Once a diagnosis of a systemic inflammatory disorder is clinically suspected, supportive serologic testing for antinuclear antibodies, double-stranded DNA, rheumatoid factor, anti-cyclic citrullinated peptide antibody, and antineutrophil cytoplasmic antibodies (ANCA) may assist in making the diagnosis. Specific tests should only be ordered to provide support for a specific diagnosis, such as SLE, ANCA-associated vasculitis, or RA.

If arthritis is chronic, x-rays are typically done to look for signs of joint damage.

Other tests may be needed to identify specific disorders (see Table: Some Causes of Pain in ≥ 5 Joints* and see Table: Some Causes of Pain in ≤ 4 Joints).

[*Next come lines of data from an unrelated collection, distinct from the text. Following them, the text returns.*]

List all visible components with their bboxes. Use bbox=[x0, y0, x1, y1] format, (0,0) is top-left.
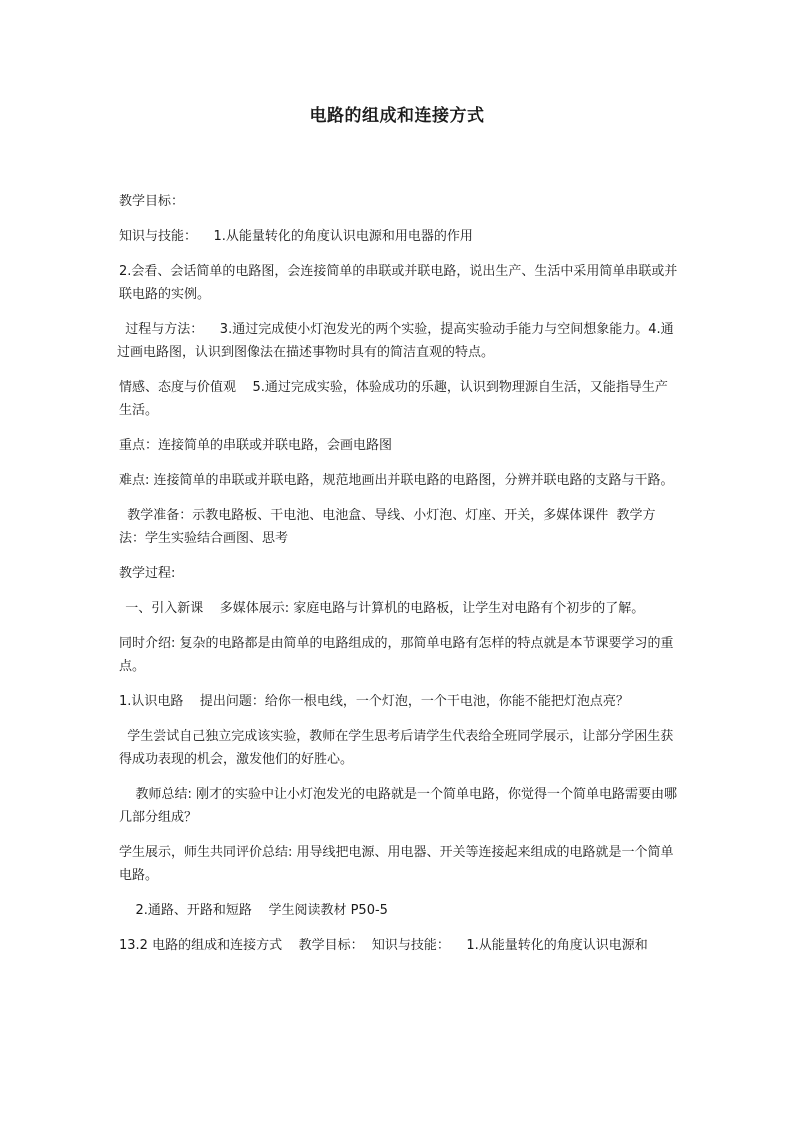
paragraph-student-attempt: 学生尝试自己独立完成该实验，教师在学生思考后请学生代表给全班同学展示，让部分学困生获得成功表现的机会，激发他们的好胜心。 bbox=[119, 729, 674, 767]
document-body bbox=[119, 190, 679, 969]
paragraph-key-point: 重点：连接简单的串联或并联电路，会画电路图 bbox=[119, 438, 393, 453]
paragraph-section-repeat: 13.2 电路的组成和连接方式 教学目标： 知识与技能： 1.从能量转化的角度认识电源和 bbox=[119, 938, 648, 953]
paragraph-emotions-values: 情感、态度与价值观 5.通过完成实验，体验成功的乐趣，认识到物理源自生活，又能指导生产生活。 bbox=[119, 380, 668, 418]
paragraph-teaching-preparation: 教学准备：示教电路板、干电池、电池盒、导线、小灯泡、灯座、开关，多媒体课件 教学方法：学生实验结合画图、思考 bbox=[119, 508, 656, 546]
paragraph-process-methods: 过程与方法： 3.通过完成使小灯泡发光的两个实验，提高实验动手能力与空间想象能力。4.通过画电路图，认识到图像法在描述事物时具有的简洁直观的特点。 bbox=[117, 322, 674, 360]
paragraph-knowledge-skills: 知识与技能： 1.从能量转化的角度认识电源和用电器的作用 bbox=[119, 229, 473, 244]
paragraph-path-open-short: 2.通路、开路和短路 学生阅读教材 P50-5 bbox=[119, 903, 388, 918]
paragraph-circuit-diagram-goal: 2.会看、会话简单的电路图，会连接简单的串联或并联电路，说出生产、生活中采用简单串联或并联电路的实例。 bbox=[119, 264, 678, 302]
paragraph-simultaneous-intro: 同时介绍: 复杂的电路都是由简单的电路组成的，那简单电路有怎样的特点就是本节课要学习的重点。 bbox=[119, 636, 674, 674]
paragraph-objectives-heading: 教学目标： bbox=[119, 194, 185, 209]
paragraph-understand-circuit: 1.认识电路 提出问题：给你一根电线，一个灯泡，一个干电池，你能不能把灯泡点亮？ bbox=[119, 694, 629, 709]
paragraph-introduction: 一、引入新课 多媒体展示: 家庭电路与计算机的电路板，让学生对电路有个初步的了解。 bbox=[117, 601, 645, 616]
document-title: 电路的组成和连接方式 bbox=[309, 106, 485, 126]
paragraph-teaching-process-heading: 教学过程: bbox=[119, 566, 176, 581]
paragraph-difficult-point: 难点: 连接简单的串联或并联电路，规范地画出并联电路的电路图，分辨并联电路的支路与干路。 bbox=[119, 473, 674, 488]
paragraph-student-display: 学生展示，师生共同评价总结: 用导线把电源、用电器、开关等连接起来组成的电路就是一个简单电路。 bbox=[119, 845, 674, 883]
paragraph-teacher-summary: 教师总结: 刚才的实验中让小灯泡发光的电路就是一个简单电路，你觉得一个简单电路需要由哪几部分组成？ bbox=[119, 787, 678, 825]
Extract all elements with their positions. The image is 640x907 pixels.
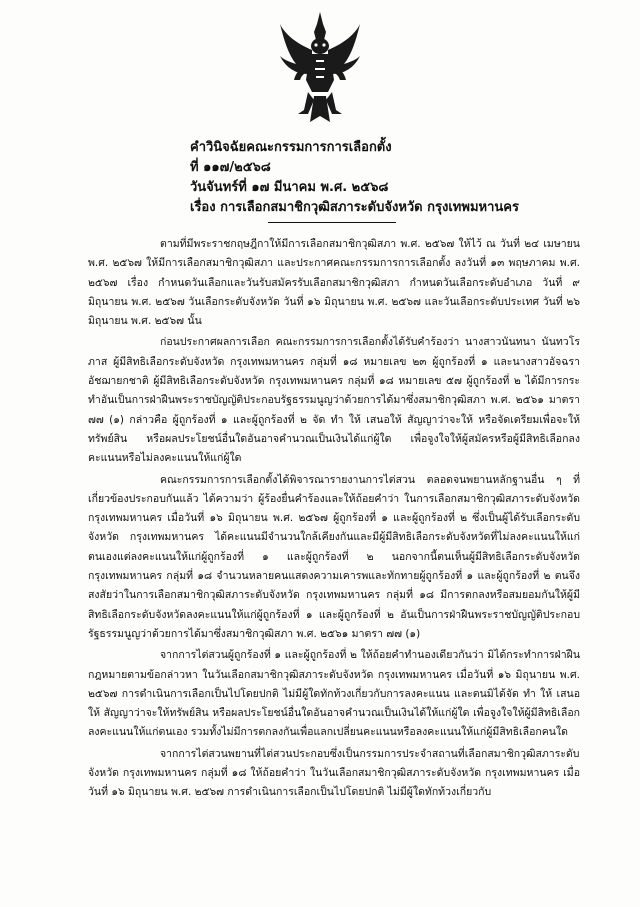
paragraph-3: คณะกรรมการการเลือกตั้งได้พิจารณารายงานการไต่สวน ตลอดจนพยานหลักฐานอื่น ๆ ที่เกี่ยวข้องประกอบกันแล้ว ได้ความว่า ผู้ร้องยื่นคำร้องและให้ถ้อยคำว่า ในการเลือกสมาชิกวุฒิสภาระดับจังหวัด กรุงเทพมหานคร เมื่อวันที่ ๑๖ มิถุนายน พ.ศ. ๒๕๖๗ ผู้ถูกร้องที่ ๑ และผู้ถูกร้องที่ ๒ ซึ่งเป็นผู้ได้รับเลือกระดับจังหวัด กรุงเทพมหานคร ได้คะแนนมีจำนวนใกล้เคียงกันและมีผู้มีสิทธิเลือกระดับจังหวัดที่ไม่ลงคะแนนให้แก่ตนเองแต่ลงคะแนนให้แก่ผู้ถูกร้องที่ ๑ และผู้ถูกร้องที่ ๒ นอกจากนี้ตนเห็นผู้มีสิทธิเลือกระดับจังหวัด กรุงเทพมหานคร กลุ่มที่ ๑๘ จำนวนหลายคนแสดงความเคารพและทักทายผู้ถูกร้องที่ ๑ และผู้ถูกร้องที่ ๒ ตนจึงสงสัยว่าในการเลือกสมาชิกวุฒิสภาระดับจังหวัด กรุงเทพมหานคร กลุ่มที่ ๑๘ มีการตกลงหรือสมยอมกันให้ผู้มีสิทธิเลือกระดับจังหวัดลงคะแนนให้แก่ผู้ถูกร้องที่ ๑ และผู้ถูกร้องที่ ๒ อันเป็นการฝ่าฝืนพระราชบัญญัติประกอบรัฐธรรมนูญว่าด้วยการได้มาซึ่งสมาชิกวุฒิสภา พ.ศ. ๒๕๖๑ มาตรา ๗๗ (๑) <box>88 473 580 640</box>
document-body <box>88 232 580 805</box>
paragraph-2: ก่อนประกาศผลการเลือก คณะกรรมการการเลือกตั้งได้รับคำร้องว่า นางสาวนันทนา นันทวโรภาส ผู้มีสิทธิเลือกระดับจังหวัด กรุงเทพมหานคร กลุ่มที่ ๑๘ หมายเลข ๒๓ ผู้ถูกร้องที่ ๑ และนางสาวอัจฉรา อัชฌายกชาติ ผู้มีสิทธิเลือกระดับจังหวัด กรุงเทพมหานคร กลุ่มที่ ๑๘ หมายเลข ๕๗ ผู้ถูกร้องที่ ๒ ได้มีการกระทำอันเป็นการฝ่าฝืนพระราชบัญญัติประกอบรัฐธรรมนูญว่าด้วยการได้มาซึ่งสมาชิกวุฒิสภา พ.ศ. ๒๕๖๑ มาตรา ๗๗ (๑) กล่าวคือ ผู้ถูกร้องที่ ๑ และผู้ถูกร้องที่ ๒ จัด ทำ ให้ เสนอให้ สัญญาว่าจะให้ หรือจัดเตรียมเพื่อจะให้ ทรัพย์สิน หรือผลประโยชน์อื่นใดอันอาจคำนวณเป็นเงินได้แก่ผู้ใด เพื่อจูงใจให้ผู้สมัครหรือผู้มีสิทธิเลือกลงคะแนนหรือไม่ลงคะแนนให้แก่ผู้ใด <box>88 336 580 465</box>
decision-number: ที่ ๑๑๗/๒๕๖๘ <box>190 160 271 175</box>
decision-date: วันจันทร์ที่ ๑๗ มีนาคม พ.ศ. ๒๕๖๘ <box>190 180 389 195</box>
header-divider <box>268 222 396 223</box>
document-title: คำวินิจฉัยคณะกรรมการการเลือกตั้ง <box>190 140 392 155</box>
paragraph-5: จากการไต่สวนพยานที่ไต่สวนประกอบซึ่งเป็นกรรมการประจำสถานที่เลือกสมาชิกวุฒิสภาระดับจังหวัด กรุงเทพมหานคร กลุ่มที่ ๑๘ ให้ถ้อยคำว่า ในวันเลือกสมาชิกวุฒิสภาระดับจังหวัด กรุงเทพมหานคร เมื่อวันที่ ๑๖ มิถุนายน พ.ศ. ๒๕๖๗ การดำเนินการเลือกเป็นไปโดยปกติ ไม่มีผู้ใดทักท้วงเกี่ยวกับ <box>88 747 580 799</box>
decision-subject: เรื่อง การเลือกสมาชิกวุฒิสภาระดับจังหวัด กรุงเทพมหานคร <box>190 200 519 215</box>
garuda-emblem-icon <box>278 10 362 126</box>
paragraph-1: ตามที่มีพระราชกฤษฎีกาให้มีการเลือกสมาชิกวุฒิสภา พ.ศ. ๒๕๖๗ ให้ไว้ ณ วันที่ ๒๔ เมษายน พ.ศ. ๒๕๖๗ ให้มีการเลือกสมาชิกวุฒิสภา และประกาศคณะกรรมการการเลือกตั้ง ลงวันที่ ๑๓ พฤษภาคม พ.ศ. ๒๕๖๗ เรื่อง กำหนดวันเลือกและวันรับสมัครรับเลือกสมาชิกวุฒิสภา กำหนดวันเลือกระดับอำเภอ วันที่ ๙ มิถุนายน พ.ศ. ๒๕๖๗ วันเลือกระดับจังหวัด วันที่ ๑๖ มิถุนายน พ.ศ. ๒๕๖๗ และวันเลือกระดับประเทศ วันที่ ๒๖ มิถุนายน พ.ศ. ๒๕๖๗ นั้น <box>88 238 580 328</box>
paragraph-4: จากการไต่สวนผู้ถูกร้องที่ ๑ และผู้ถูกร้องที่ ๒ ให้ถ้อยคำทำนองเดียวกันว่า มิได้กระทำการฝ่าฝืนกฎหมายตามข้อกล่าวหา ในวันเลือกสมาชิกวุฒิสภาระดับจังหวัด กรุงเทพมหานคร เมื่อวันที่ ๑๖ มิถุนายน พ.ศ. ๒๕๖๗ การดำเนินการเลือกเป็นไปโดยปกติ ไม่มีผู้ใดทักท้วงเกี่ยวกับการลงคะแนน และตนมิได้จัด ทำ ให้ เสนอให้ สัญญาว่าจะให้ทรัพย์สิน หรือผลประโยชน์อื่นใดอันอาจคำนวณเป็นเงินได้ให้แก่ผู้ใด เพื่อจูงใจให้ผู้มีสิทธิเลือกลงคะแนนให้แก่ตนเอง รวมทั้งไม่มีการตกลงกันเพื่อแลกเปลี่ยนคะแนนหรือลงคะแนนให้แก่ผู้มีสิทธิเลือกคนใด <box>88 649 580 739</box>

The underlying disorder is treated whenever possible. Systemic inflammatory diseases may require either immunosuppression or antibiotics as determined by the diagnosis. Joint inflammation is usually treated symptomatically with NSAIDs. Pain without inflammation is usually more safely treated with acetaminophen. Joint immobilization with a splint or sling can sometimes relieve pain. Heat or cold therapy may be analgesic in inflammatory joint diseases. Because chronic polyarthritis can lead to inactivity and secondary muscle atrophy, continued physical activity should be encouraged.

Geriatrics Essentials

Osteoarthritis is by far the most common cause of arthritis in older people. RA most commonly begins between ages 30 and 40, but in up to one third of patients, it develops after the age of 60. Because cancers can cause paraneoplastic polyarthritis, cancer should be considered in older adults in whom new-onset RA is suspected, particularly if the onset is acute, if the lower extremities are predominantly affected, or if there is bone tenderness. Polymyalgia rheumatica should also be considered in patients > 50 who have hip and shoulder girdle stiffness and pain, even if patients have arthritis of peripheral joints (most often the hands).

Key Points

  • The differential diagnosis of polyarticular joint pain can be narrowed by considering which and how many joints are affected, whether inflammation is present, whether joint distribution is symmetric, and whether any extra-articular symptoms or signs are present.

  • Chronic polyarthritis is most often caused by juvenile idiopathic arthritis in children and chronic polyarthralgia is most often caused by osteoarthritis and RA in adults.

  • Acute polyarticular arthritis is most often due to infection, gout, or a flare of a systemic inflammatory disease.

  • Arthrocentesis is mandatory in most cases of a new effusion to rule out infection, diagnose crystal-induced arthropathy, and help distinguish between an inflammatory and noninflammatory process.